Het is ongetwijfeld waar, dat onze namen van voor de grondlegging der wereld zijn opgetekend in het boek des levens en dat Gods werken en genadegiften onberouwelijk zijn, want God is geen mens, dat Hem iets berouwen zou, doch de Schrift schuift ook telkens de waarschuwing naar voren om niet te verachteren in de genade en spreekt daar­om zelfs in dit verband over het berouw van God.

De bedoeling der Schrift is duidelijk: ze slaat ons op deze wijze alle valse gerustheid uit de hand.
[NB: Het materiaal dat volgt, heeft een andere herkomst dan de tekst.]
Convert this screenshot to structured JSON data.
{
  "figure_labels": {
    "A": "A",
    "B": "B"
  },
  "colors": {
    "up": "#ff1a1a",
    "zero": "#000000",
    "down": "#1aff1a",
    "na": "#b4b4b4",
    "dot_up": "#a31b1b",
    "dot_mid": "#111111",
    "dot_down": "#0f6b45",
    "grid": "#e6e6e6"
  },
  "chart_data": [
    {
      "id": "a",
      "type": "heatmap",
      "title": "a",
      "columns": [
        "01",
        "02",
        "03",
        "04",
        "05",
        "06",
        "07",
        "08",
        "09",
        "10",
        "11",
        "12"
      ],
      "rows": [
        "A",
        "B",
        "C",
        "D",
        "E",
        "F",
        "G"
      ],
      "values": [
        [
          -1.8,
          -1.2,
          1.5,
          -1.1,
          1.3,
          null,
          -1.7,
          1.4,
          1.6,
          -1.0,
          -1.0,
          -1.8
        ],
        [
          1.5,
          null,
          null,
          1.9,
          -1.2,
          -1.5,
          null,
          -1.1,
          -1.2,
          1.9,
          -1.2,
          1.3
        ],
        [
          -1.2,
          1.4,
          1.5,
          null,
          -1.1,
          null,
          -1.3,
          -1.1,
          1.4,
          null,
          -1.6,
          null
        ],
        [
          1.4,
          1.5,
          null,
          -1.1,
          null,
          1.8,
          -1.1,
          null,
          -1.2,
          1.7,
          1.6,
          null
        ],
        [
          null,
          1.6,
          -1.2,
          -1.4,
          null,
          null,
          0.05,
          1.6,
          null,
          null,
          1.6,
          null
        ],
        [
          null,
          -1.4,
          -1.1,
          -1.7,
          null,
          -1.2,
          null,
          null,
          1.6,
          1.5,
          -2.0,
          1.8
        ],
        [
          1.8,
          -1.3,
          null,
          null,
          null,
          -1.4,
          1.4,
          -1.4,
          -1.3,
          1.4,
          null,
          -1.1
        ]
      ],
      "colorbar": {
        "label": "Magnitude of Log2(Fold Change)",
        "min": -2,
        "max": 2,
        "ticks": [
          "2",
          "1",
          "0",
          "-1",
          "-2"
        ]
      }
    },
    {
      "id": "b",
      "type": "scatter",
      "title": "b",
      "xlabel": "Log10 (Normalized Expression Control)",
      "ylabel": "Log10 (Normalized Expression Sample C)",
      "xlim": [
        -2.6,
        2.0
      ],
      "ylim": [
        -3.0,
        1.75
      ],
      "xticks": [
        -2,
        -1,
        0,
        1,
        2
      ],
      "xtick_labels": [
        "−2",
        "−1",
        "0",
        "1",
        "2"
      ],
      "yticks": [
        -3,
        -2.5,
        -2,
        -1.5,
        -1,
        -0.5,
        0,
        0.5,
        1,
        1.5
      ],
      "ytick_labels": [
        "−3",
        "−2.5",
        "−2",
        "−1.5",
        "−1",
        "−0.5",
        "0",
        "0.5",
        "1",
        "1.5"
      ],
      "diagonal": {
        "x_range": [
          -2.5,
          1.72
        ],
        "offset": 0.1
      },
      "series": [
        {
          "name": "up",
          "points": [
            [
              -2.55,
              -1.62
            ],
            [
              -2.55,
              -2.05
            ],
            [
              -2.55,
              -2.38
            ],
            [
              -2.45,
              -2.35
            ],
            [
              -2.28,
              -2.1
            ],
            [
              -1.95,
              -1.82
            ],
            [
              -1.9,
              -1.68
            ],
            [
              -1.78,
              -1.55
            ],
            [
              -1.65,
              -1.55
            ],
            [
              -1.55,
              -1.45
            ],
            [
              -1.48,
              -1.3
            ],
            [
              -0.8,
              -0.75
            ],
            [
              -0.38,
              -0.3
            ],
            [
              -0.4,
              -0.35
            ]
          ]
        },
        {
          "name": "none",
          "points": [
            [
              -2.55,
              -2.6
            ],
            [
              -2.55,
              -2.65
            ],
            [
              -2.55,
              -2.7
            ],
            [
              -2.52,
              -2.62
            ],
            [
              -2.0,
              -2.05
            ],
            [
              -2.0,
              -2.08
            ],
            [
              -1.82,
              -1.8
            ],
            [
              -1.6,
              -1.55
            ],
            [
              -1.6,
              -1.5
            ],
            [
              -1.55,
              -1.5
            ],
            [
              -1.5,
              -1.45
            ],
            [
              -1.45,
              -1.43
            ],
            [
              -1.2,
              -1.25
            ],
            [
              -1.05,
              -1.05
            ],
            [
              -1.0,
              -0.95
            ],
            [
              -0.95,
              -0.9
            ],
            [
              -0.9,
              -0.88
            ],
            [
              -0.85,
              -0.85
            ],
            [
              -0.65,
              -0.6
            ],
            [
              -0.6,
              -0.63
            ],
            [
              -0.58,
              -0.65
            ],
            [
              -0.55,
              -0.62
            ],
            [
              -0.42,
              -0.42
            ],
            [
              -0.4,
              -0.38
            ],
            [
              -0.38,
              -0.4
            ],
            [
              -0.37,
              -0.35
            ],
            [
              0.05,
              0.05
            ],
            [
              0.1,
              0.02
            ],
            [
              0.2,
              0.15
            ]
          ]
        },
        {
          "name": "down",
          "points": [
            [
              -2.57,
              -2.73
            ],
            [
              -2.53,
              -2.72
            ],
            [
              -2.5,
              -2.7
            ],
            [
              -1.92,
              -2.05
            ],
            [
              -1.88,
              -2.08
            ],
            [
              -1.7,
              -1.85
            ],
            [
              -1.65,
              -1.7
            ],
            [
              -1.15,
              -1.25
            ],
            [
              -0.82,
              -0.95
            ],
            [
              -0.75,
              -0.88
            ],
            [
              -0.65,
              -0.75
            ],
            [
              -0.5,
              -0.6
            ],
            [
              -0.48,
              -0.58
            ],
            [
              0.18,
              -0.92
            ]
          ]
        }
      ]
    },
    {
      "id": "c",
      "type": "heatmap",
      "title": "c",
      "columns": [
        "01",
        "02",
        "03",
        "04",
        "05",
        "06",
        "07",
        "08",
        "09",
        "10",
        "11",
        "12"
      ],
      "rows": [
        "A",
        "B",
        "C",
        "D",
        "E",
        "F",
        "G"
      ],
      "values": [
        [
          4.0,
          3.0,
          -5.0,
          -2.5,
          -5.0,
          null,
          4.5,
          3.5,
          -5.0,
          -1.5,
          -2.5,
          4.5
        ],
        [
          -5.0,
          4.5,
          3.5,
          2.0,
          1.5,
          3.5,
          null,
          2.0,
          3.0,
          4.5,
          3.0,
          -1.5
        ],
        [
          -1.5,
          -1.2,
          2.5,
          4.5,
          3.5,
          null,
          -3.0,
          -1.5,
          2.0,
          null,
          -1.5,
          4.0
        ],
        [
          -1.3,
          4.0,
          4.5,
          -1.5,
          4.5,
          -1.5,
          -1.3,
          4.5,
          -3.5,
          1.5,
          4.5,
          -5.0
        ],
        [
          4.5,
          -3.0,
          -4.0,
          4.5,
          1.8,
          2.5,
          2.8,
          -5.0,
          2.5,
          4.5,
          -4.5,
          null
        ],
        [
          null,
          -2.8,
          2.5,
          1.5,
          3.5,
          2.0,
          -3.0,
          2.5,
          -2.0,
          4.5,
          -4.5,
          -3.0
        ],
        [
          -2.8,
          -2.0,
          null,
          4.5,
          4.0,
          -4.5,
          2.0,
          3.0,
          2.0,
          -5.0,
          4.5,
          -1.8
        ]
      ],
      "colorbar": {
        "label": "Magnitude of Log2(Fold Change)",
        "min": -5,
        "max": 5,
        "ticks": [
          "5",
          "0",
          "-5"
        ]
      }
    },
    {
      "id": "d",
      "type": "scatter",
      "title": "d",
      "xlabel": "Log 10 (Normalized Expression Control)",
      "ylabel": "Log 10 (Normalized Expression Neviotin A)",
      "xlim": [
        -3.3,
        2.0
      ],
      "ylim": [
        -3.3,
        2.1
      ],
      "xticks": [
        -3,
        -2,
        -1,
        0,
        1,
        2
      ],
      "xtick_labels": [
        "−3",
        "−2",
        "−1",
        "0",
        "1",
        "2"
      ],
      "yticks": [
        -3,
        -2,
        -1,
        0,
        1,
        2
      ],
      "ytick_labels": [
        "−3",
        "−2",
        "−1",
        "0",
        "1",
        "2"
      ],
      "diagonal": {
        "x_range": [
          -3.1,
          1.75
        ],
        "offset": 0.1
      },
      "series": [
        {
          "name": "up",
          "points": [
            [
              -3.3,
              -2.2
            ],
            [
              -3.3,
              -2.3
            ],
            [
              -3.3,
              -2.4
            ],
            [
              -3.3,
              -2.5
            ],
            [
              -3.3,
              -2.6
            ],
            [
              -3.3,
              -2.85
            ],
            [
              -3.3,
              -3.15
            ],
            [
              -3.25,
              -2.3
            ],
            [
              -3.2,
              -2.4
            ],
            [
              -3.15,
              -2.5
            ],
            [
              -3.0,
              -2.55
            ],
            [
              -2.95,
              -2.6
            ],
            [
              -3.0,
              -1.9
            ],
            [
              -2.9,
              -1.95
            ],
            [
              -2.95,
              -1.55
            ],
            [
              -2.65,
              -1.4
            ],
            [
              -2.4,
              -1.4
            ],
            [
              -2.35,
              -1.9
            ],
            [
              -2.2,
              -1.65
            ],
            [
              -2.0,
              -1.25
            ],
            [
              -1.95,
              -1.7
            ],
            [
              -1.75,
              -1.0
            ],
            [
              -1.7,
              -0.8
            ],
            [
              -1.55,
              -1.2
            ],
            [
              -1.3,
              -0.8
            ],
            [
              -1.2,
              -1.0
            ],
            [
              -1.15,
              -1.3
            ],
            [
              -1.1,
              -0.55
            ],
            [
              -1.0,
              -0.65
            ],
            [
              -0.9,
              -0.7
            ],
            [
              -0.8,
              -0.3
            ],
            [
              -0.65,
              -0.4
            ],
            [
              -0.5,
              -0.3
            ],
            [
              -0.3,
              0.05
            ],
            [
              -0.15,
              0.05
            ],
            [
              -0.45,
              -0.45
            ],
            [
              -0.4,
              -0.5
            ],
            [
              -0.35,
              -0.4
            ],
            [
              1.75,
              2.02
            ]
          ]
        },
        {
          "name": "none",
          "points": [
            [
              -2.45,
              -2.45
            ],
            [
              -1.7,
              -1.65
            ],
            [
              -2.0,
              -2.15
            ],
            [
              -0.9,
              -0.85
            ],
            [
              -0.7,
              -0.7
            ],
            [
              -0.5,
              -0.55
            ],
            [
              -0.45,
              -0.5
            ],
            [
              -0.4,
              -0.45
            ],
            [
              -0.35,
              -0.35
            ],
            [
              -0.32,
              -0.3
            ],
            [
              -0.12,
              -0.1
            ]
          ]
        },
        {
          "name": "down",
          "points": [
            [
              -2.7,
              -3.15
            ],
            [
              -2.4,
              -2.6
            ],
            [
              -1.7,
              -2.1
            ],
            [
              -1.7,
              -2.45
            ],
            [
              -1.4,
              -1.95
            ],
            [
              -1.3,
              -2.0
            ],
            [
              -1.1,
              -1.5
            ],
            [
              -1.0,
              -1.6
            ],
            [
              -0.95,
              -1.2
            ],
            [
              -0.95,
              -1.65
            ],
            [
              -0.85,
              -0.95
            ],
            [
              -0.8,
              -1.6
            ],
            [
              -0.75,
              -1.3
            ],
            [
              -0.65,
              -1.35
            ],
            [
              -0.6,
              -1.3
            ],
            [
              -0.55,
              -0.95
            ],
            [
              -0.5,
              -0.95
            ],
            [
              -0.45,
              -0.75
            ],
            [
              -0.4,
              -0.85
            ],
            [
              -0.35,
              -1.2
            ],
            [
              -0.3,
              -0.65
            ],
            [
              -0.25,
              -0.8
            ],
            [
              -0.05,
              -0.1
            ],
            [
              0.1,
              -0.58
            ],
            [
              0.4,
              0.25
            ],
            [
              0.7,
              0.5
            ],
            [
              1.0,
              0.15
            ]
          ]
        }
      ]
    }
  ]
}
Wij willen zo gaarne onszelf een hoofdkussen maken van Gods beloften om daarop te kunnen indommelen en ons eigen leven te leven.

Doch de Schrift zegt: “Wie in Mij niet blijft is buitengeworpen als de rank en is verdord en men werpt ze in het vuur en zij worden verbrand”.

Ze spreekt zelfs over mensen, die de Heer, die hen gekocht had, verloochenden en een schielijk verderf over zichzelf brengen. (2 Petr. 02:01).

De Schrift dringt ons, dat we bewust zouden zoeken steeds weer, steeds weer, de gemeenschap met Christus. Slechts dan beleven we de geloofszekerheid, dat we tot in alle eeuwigheid behouden zijn. Slechts dan is de verkiezing Gods een oorzaak van vreugde voor ons.

“Blijf in Hem “, dat is niet “eenmaal bekeerd, is be­keerd”, het is het actieve, altijd opnieuw zoeken van de gebedsgemeenschap en het woord van Christus.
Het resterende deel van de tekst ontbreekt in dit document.